I’m probably doing it all wrong and my expectations are skewed. I think of image editing as a guy who learned Photoshop in the early 1990s on Photoshop 2.0 and who was doing print catalog production before Photoshop had layers, when rotating a print-resolution file was an occasion to go make a pot of coffee! So for every image I have I’m trying a couple dozen ideas in low-res before I even think about rendering big files, and I’ve got an Affinity file with layers of different versions, adjustments, and masks.
I probably ought to learn write prompts to “do that again but this time give her a third eye” instead of editing stuff myself.
But for now and for me it doesn’t have to be fast. For now a multitasking OS is my friend and Gigapixel in the background hasn’t caused me problems running other apps.
My Mini has 16 gigs but it appears Gigapixel is not making much use of RAM or GPU, based on others’ reports and my own RAM monitoring (I don’t seem to ever get over about 24% usage, according to Memory Cleaner).

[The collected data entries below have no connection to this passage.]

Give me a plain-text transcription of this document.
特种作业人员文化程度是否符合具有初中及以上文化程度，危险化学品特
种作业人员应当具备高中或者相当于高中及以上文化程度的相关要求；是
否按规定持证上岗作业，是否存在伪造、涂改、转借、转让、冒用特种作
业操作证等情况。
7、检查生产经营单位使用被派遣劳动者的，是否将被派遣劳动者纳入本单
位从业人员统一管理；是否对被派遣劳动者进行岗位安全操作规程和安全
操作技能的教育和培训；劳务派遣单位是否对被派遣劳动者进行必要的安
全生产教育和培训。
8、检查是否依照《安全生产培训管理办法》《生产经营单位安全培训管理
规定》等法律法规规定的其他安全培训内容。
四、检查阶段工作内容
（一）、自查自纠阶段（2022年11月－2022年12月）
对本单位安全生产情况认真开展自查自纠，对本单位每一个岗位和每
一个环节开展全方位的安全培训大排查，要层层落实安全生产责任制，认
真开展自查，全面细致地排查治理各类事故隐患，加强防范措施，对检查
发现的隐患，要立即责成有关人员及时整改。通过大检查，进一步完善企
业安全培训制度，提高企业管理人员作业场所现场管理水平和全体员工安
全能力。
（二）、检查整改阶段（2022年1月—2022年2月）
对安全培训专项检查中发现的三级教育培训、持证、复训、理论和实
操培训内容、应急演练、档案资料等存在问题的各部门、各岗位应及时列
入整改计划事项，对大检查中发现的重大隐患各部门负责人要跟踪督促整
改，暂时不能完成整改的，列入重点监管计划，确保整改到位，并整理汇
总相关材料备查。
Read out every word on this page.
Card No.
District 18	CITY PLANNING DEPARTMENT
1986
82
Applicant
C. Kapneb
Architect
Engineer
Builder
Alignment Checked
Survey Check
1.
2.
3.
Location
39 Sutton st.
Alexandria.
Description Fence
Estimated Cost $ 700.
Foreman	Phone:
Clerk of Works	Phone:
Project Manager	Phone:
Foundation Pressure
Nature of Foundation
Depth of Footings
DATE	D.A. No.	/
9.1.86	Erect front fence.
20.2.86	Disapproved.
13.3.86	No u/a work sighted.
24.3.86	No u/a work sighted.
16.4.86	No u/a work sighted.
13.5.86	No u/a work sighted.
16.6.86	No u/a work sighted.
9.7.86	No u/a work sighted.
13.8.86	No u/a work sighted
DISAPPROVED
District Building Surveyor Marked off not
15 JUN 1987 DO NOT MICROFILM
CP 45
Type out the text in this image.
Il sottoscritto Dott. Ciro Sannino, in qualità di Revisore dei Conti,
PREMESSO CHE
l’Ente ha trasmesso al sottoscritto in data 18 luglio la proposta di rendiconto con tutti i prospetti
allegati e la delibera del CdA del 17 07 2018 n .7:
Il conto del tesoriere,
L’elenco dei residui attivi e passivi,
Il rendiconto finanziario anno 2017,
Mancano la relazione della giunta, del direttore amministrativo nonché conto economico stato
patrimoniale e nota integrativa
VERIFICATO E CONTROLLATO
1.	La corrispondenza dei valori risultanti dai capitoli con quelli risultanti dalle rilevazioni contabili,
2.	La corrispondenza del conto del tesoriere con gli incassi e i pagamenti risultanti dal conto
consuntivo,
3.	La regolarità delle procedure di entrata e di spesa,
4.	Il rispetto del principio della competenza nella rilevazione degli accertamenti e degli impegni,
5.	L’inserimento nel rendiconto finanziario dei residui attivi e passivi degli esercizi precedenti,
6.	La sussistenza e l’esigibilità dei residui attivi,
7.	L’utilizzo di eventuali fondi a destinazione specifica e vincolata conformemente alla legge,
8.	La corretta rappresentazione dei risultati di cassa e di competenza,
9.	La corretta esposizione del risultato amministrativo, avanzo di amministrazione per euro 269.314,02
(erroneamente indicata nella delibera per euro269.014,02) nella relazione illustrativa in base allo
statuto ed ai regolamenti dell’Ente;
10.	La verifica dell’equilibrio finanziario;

Photoshop 2.0! You must be some seriously old dude! Oh wait – I was teaching myself Photoshop 2.0 around 1992, so ha!.. I do remember the old Macintosh IIci’s, which is what I was using then.
No layers, yes! Here are some collages I made while learning back then, using scans of my own photos for the top one* and scans from books over a background photo of my own for the second:
These images were originally stored on floppy discs and were transferred to Zip, etc. and survive to this day.
My main interest in using Gigapixel/Photo AI is for beta testing, showcasing functionality and print-on-demand (which is why I want to chop up these WOMBO renders into nice little vignettes. Otherwise I’ve been using my own photos for that purpose).